Rückbaugebot
Auch: Rückbau- und Entsiegelungsgebot
Das Rückbaugebot ist eine Anordnung der Gemeinde, mit der ein Eigentümer verpflichtet werden kann, eine bauliche Anlage, die den Festsetzungen eines Bebauungsplans widerspricht oder nicht behebbare Mängel aufweist, ganz oder teilweise zu beseitigen.
Ausführliche Erklärung
Rechtsgrundlage des Rückbaugebots ist § 179 BauGB, der zusammen mit dem Entsiegelungsgebot geregelt ist (daher der Doppelbegriff „Rückbau- und Entsiegelungsgebot"). Die Gemeinde kann danach vom Eigentümer verlangen, dass er die vollständige oder teilweise Beseitigung einer baulichen Anlage duldet, wenn diese den Festsetzungen eines Bebauungsplans widerspricht und nicht an sie angepasst werden kann, oder wenn sie Mängel oder Missstände aufweist, die sich nicht durch Modernisierung oder Instandsetzung beheben lassen.

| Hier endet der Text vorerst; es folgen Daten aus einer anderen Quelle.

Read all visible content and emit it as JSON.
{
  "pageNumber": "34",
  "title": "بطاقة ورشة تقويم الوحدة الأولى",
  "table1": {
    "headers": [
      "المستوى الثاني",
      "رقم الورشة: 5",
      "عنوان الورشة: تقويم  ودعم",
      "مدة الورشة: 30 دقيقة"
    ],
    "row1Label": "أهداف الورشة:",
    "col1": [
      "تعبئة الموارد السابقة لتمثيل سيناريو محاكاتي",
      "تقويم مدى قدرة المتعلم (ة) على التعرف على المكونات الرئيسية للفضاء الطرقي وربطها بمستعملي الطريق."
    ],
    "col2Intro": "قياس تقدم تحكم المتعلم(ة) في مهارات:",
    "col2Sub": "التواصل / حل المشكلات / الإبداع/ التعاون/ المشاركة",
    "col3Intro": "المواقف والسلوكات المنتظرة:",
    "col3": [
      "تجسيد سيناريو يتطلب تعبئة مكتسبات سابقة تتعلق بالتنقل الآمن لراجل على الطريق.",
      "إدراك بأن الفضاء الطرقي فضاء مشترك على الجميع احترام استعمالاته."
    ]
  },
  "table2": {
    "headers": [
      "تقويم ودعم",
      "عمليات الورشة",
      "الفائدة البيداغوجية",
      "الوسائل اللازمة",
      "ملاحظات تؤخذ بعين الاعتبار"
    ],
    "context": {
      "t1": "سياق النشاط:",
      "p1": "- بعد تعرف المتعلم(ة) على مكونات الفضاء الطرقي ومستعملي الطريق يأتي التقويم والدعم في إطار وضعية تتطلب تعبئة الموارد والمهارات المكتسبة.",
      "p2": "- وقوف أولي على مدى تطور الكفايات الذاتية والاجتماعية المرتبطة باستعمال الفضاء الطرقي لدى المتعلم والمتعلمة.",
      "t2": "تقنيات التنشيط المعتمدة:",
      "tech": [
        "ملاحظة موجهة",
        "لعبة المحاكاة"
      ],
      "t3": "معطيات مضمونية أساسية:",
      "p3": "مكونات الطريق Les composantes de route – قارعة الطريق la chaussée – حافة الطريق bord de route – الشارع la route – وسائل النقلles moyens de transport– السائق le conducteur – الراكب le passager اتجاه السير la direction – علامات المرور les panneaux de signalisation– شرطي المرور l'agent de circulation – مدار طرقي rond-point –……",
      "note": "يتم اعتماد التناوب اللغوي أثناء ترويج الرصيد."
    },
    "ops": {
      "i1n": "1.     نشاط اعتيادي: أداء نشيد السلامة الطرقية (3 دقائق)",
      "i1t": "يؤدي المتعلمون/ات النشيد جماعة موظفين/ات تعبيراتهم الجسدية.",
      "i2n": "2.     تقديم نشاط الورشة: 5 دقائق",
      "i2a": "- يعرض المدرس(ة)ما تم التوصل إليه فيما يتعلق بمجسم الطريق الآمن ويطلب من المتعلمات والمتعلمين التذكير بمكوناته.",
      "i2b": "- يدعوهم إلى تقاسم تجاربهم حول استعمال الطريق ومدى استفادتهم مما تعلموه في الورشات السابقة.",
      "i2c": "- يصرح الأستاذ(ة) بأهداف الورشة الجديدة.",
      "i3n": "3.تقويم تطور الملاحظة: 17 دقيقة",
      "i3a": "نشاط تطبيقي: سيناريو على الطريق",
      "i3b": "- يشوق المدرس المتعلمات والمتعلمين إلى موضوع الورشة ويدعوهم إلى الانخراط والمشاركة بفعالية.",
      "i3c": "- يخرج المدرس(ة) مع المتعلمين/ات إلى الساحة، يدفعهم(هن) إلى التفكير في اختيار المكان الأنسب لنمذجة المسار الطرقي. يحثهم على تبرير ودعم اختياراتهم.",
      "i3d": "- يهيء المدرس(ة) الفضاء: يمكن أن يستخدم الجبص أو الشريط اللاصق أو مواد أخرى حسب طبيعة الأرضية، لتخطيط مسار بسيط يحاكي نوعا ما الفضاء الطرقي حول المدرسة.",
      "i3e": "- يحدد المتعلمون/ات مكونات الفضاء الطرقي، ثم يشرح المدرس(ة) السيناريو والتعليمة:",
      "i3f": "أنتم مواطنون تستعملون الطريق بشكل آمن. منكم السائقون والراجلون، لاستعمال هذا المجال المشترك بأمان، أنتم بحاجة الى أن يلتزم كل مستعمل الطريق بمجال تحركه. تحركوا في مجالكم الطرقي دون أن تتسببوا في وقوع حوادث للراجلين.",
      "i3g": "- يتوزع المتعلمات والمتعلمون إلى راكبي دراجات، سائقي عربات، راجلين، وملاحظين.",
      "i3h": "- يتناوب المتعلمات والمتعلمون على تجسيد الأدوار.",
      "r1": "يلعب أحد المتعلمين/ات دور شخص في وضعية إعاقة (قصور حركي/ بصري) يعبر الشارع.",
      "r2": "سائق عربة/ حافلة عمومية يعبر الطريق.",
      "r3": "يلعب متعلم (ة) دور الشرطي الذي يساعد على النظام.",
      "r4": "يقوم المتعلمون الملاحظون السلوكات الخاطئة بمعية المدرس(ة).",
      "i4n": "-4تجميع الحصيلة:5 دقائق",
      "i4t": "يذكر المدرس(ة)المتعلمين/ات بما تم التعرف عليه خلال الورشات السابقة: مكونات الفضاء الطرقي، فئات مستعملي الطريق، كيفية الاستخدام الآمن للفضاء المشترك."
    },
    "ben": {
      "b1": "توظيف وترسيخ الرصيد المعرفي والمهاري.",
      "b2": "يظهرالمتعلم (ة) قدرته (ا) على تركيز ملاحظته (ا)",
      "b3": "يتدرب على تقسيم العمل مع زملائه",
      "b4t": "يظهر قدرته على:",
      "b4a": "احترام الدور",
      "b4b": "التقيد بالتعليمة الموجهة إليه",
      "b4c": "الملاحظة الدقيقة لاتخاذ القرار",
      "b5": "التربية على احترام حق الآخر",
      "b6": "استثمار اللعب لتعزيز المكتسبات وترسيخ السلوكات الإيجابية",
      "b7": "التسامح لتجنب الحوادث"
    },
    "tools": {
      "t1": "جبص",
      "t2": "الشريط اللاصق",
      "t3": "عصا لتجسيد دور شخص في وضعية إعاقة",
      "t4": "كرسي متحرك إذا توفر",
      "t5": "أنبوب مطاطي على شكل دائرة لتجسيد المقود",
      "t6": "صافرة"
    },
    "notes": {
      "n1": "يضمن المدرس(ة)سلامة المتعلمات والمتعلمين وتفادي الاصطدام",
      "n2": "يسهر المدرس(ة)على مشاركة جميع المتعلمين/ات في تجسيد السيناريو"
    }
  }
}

Ergänzend erlaubt das Entsiegelungsgebot, nicht mehr genutzte versiegelte Flächen (z. B. stillgelegte Gewerbeflächen) wieder zu entsiegeln. Durch eine Gesetzesänderung im Jahr 2013 wurde der Anwendungsbereich erweitert: Ein Bebauungsplan ist seither nicht mehr zwingend erforderlich, sodass das Rückbaugebot verstärkt auch in unbeplanten innerörtlichen Bereichen eingesetzt werden kann, etwa gegen „Schrottimmobilien".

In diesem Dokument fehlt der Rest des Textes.